Judge halts enforcement of Oklahoma law punishing fossil fuel ‘boycotters’

An Oklahoma judge issued a temporary injunction preventing enforcement of a state law that led to four investment banks being banned from underwriting municipal bonds and the targeting of other financial firms for divestment purposes.

Tuesday’s ruling came in a lawsuit filed last year against Oklahoma Treasurer Todd Russ by a state pension recipient who challenged 2022’s Energy Discrimination Elimination Act, which prohibits state and local government contracts worth $100,000 or more with companies determined by the treasurer’s office to be “boycotting” the fossil fuel industry. 
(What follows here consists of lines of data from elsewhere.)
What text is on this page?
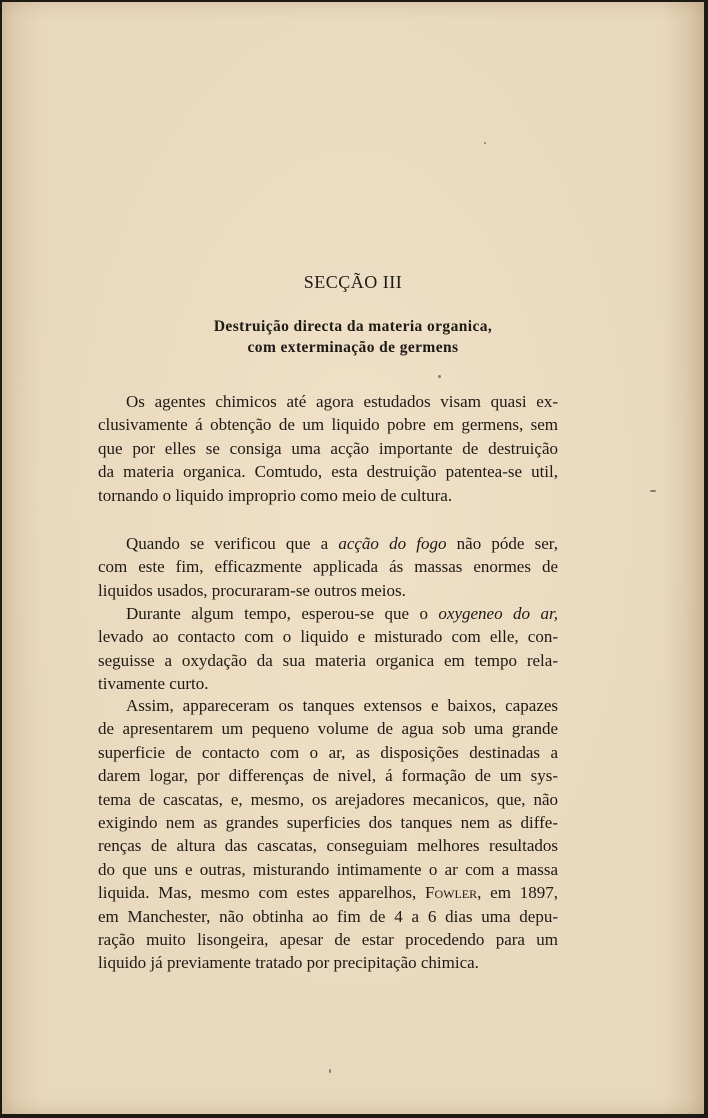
SECÇÃO III
Destruição directa da materia organica,
com exterminação de germens
Os agentes chimicos até agora estudados visam quasi ex-
clusivamente á obtenção de um liquido pobre em germens, sem
que por elles se consiga uma acção importante de destruição
da materia organica. Comtudo, esta destruição patentea-se util,
tornando o liquido improprio como meio de cultura.
Quando se verificou que a acção do fogo não póde ser,
com este fim, efficazmente applicada ás massas enormes de
liquidos usados, procuraram-se outros meios.
Durante algum tempo, esperou-se que o oxygeneo do ar,
levado ao contacto com o liquido e misturado com elle, con-
seguisse a oxydação da sua materia organica em tempo rela-
tivamente curto.
Assim, appareceram os tanques extensos e baixos, capazes
de apresentarem um pequeno volume de agua sob uma grande
superficie de contacto com o ar, as disposições destinadas a
darem logar, por differenças de nivel, á formação de um sys-
tema de cascatas, e, mesmo, os arejadores mecanicos, que, não
exigindo nem as grandes superficies dos tanques nem as diffe-
renças de altura das cascatas, conseguiam melhores resultados
do que uns e outras, misturando intimamente o ar com a massa
liquida. Mas, mesmo com estes apparelhos, Fowler, em 1897,
em Manchester, não obtinha ao fim de 4 a 6 dias uma depu-
ração muito lisongeira, apesar de estar procedendo para um
liquido já previamente tratado por precipitação chimica.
Oil pump jacks in Guymon, Oklahoma. A 2022 Oklahoma law aimed at protecting the state’s oil and natural gas businesses was put on hold by a judge who found divestment from financial firms deemed to be “boycotting” the fossil fuel industry could harm the “financial soundness” of public pension funds.

Bloomberg News

“Because plaintiff’s challenges allege a violation of constitutional rights, this court finds that plaintiff has established a threat of irreparable harm should the act be enforced,” Oklahoma County District Court Judge Sheila Stinson’s order stated.

Russ’ office last week updated its list of “boycotters” with the addition of Barclays, which joined Bank of America, JP Morgan Chase, Wells Fargo, BlackRock, State Street Corp., and Climate First Bank. Wells Fargo resigned in May 2023 as lead underwriter for a $500 million Oklahoma Turnpike Authority revenue bond deal after it landed on the list and was replaced with RBC Capital Markets.

The lawsuit, brought by retired state worker Don Keenan, came after the Oklahoma Public Employees Retirement System determined that commissions, taxes, and fees related to divesting from firms on the list would cost an estimated $9.7 million and tried to use an exemption in the law to avoid divestment.

The judge’s order noted “divesture or transfers of assets and investments has the potential to affect the financial soundness of the investment accounts,” as well as the treasurer’s contention the law aims to counter certain financial companies’ political agendas.

“The court finds a substantial likelihood that this stated purpose of countering a ‘political agenda’ is contrary to the retirement system’s constitutionally stated purpose,” which is to benefit its members or beneficiaries, according to the order.

Russ said he will appeal the ruling.

“I am solely looking out for the financial interests of the citizens of Oklahoma and its industries,” he said in a statement. “This ruling is not going to stop the fight for Oklahomans against activists using ESG in the state.”

A study released last month found Oklahoma’s law boosted municipalities’ borrowing costs by 59 basis points on average.

An effort to apply the act only to state agencies failed in the Republican-controlled legislature. Senate Bill 1510 passed the Senate in a 42-1 February vote, but fell short of passage in the House in a 40-44 vote on April 25.

A report Wednesday by Pleiades Strategy pointed to a proliferation of anti-environmental, social, and governance legislation, with 370 bills introduced in 39 states since 2021 and 41 laws enacted in 18 states.